Sur la scène alternative de La Marbrerie à Montreuil, L'Itinéraire et l'ensemble bordelais Proxima Centauri fédèrent leurs forces dans un concert aux multiples facettes où l'électronique s'immisce dans les textures instrumentales.
Le catalogue du regretté Thierry Alla gravite autour de la musique pour saxophone. Cet attachement durable à l'instrument va de pair avec le compagnonnage fidèle avec Proxima Centauri et la personnalité de Marie-Bernadette Charrier qui rayonne ce soir avec tous ses instruments (du saxophone soprano à la basse) sur le plateau de La Marbrerie.
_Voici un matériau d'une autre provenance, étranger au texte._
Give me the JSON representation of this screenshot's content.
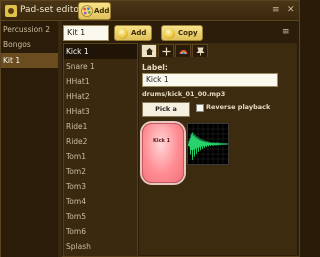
{
  "window": {
    "title": "Pad-set editors",
    "title_add_label": "Add",
    "controls": {
      "menu": "≡",
      "close": "✕"
    }
  },
  "kits": [
    {
      "label": "Percussion 2",
      "selected": false
    },
    {
      "label": "Bongos",
      "selected": false
    },
    {
      "label": "Kit 1",
      "selected": true
    }
  ],
  "kit_editor": {
    "name_value": "Kit 1",
    "add_label": "Add",
    "copy_label": "Copy",
    "menu": "≡"
  },
  "pads": [
    {
      "label": "Kick 1",
      "selected": true
    },
    {
      "label": "Snare 1",
      "selected": false
    },
    {
      "label": "HHat1",
      "selected": false
    },
    {
      "label": "HHat2",
      "selected": false
    },
    {
      "label": "HHat3",
      "selected": false
    },
    {
      "label": "Ride1",
      "selected": false
    },
    {
      "label": "Ride2",
      "selected": false
    },
    {
      "label": "Tom1",
      "selected": false
    },
    {
      "label": "Tom2",
      "selected": false
    },
    {
      "label": "Tom3",
      "selected": false
    },
    {
      "label": "Tom4",
      "selected": false
    },
    {
      "label": "Tom5",
      "selected": false
    },
    {
      "label": "Tom6",
      "selected": false
    },
    {
      "label": "Splash",
      "selected": false
    }
  ],
  "editor": {
    "tabs": [
      "home-icon",
      "crosshair-icon",
      "rainbow-icon",
      "pin-icon"
    ],
    "active_tab": 0,
    "label_caption": "Label:",
    "label_value": "Kick 1",
    "file_path": "drums/kick_01_00.mp3",
    "pick_sound_label": "Pick a sound",
    "reverse_playback_label": "Reverse playback",
    "reverse_playback_checked": false,
    "pad_preview_label": "Kick 1"
  },
  "colors": {
    "accent_yellow": "#f2d46e",
    "pad_pink": "#ff8d93",
    "selected_kit": "#6a4c1e",
    "waveform_green": "#27d36a"
  }
}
Artificiel est une « une mise à feu » aussi courte qu'efficace via l'énergie des deux souffleurs (le saxophone soprano et la flûte de Sylvain Millepied) qui dardent leurs fréquences aiguës dans un espace électroacoustique (aux manettes Christophe Havel) et sous le déferlement des peaux (Julien Pellegrini) avant la lente retombée des particules sonores.
Ambiguïté – à propos de la jeune Parque (un titre emprunté à Paul Valéry) de la japonaise Hitomi Kaneko relève de l'esthétique wabi-sabi selon laquelle la notion de beauté est associée à celle d'imperfection et d'ambiguïté. Ce que tentent d'incarner les deux interprètes, Lucia Peralta (alto) et Claire voisin (clarinette), entre souffle et matière bruitée, sons très/trop fragiles dans l'acoustique peu chaleureuse du lieu.
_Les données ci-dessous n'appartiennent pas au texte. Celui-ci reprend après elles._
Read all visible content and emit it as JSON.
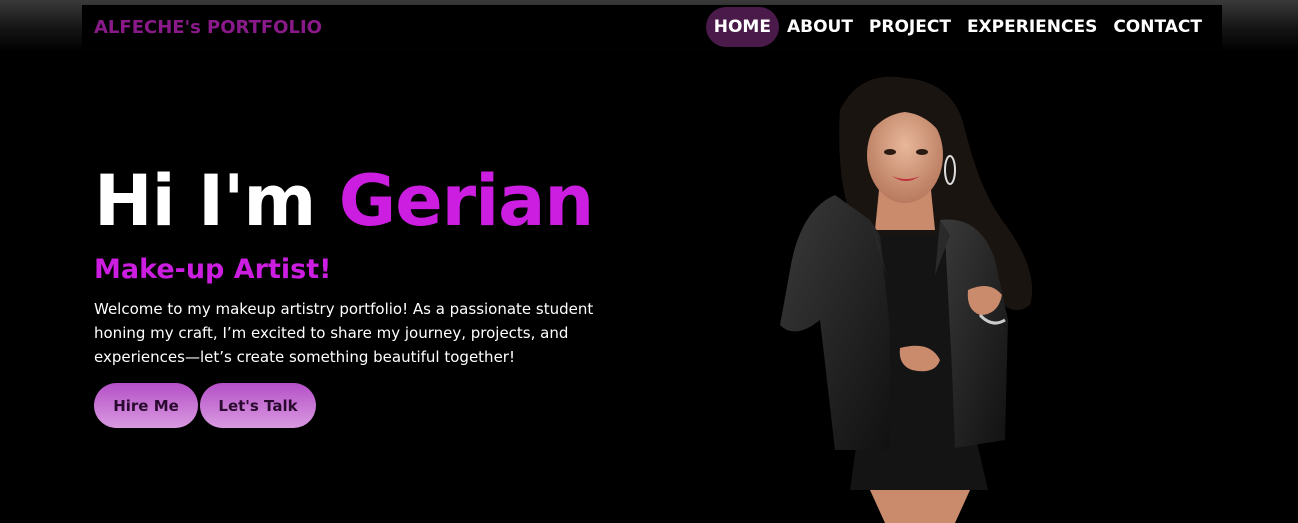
{
  "header": {
    "brand": "ALFECHE's PORTFOLIO",
    "nav": [
      {
        "label": "HOME",
        "active": true
      },
      {
        "label": "ABOUT",
        "active": false
      },
      {
        "label": "PROJECT",
        "active": false
      },
      {
        "label": "EXPERIENCES",
        "active": false
      },
      {
        "label": "CONTACT",
        "active": false
      }
    ]
  },
  "hero": {
    "greeting": "Hi I'm ",
    "name": "Gerian",
    "role": "Make-up Artist!",
    "description": "Welcome to my makeup artistry portfolio! As a passionate student honing my craft, I’m excited to share my journey, projects, and experiences—let’s create something beautiful together!",
    "buttons": {
      "hire": "Hire Me",
      "talk": "Let's Talk"
    }
  },
  "colors": {
    "accent": "#cc1ee0",
    "brand": "#8a1a8a",
    "active_nav_bg": "#4a1a4a",
    "background": "#000000"
  }
}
Le saxophone et la flûte reviennent sur le devant de la scène, utilisés dans toutes leurs tessitures, du soprano/piccolo à la basse. Les deux sonorités s'hybrident, rehaussées par une percussion et un piano musclés dans la nouvelle pièce de l'Argentine Rocío Cano Valino, Pirucha, un terme qui désigne, dans l'argot argentin, une personne folle. La musique est à haute tension, festive, énergétique et colorée, avec des allures de batucada qu'infiltrent des sons électroniques que l'on aurait aimés plus immersifs encore !
Le mix entre les instruments sur scène et l'électronique fonctionne en revanche de manière idéale dans Coliseum de Pierre Jodlowski, une pièce pour ensemble dont la saxophoniste « Maribé », mise en vedette, a réalisé la version orchestrale. L'écriture toujours sous contrôle balance entre verve énergétique et temps lisse, des plages où la tension se relâche et où la voix enregistrée et sensuelle affleure, présence énigmatique autant que poétique qui tend le fil du scénario.
Si la musique de Philippe Leroux (De l'épaisseur) peine à trouver sa cohérence et sa plasticité sous les doigts des trois instrumentistes (accordéon, violon et violoncelle) dans une acoustique aussi peu favorable à l'écriture du compositeur, Clairobscur II de la Catalane Núria Giménez-Comas pour grand ensemble et électronique, donnée en création mondiale, termine le concert en apothéose. Commande de L'Itinéraire et de Proxima Centauri, Clairobscur II fait appel à l'électronique live, une technologie aussi performante que risquée, qui n'est pas sans causer quelques frayeurs aux techniciens de la console ! L'espace est mouvant et le son immersif, qui traverse divers états de la matière (citations de Schubert, énergie du Cante jondo, etc) dans l'élan d'un imaginaire foisonnant et d'une écriture sans faille servie au mieux ce soir – la présence d'un chef y aurait sans doute apporté plus de fluidité – par les musiciens des deux ensembles réunis.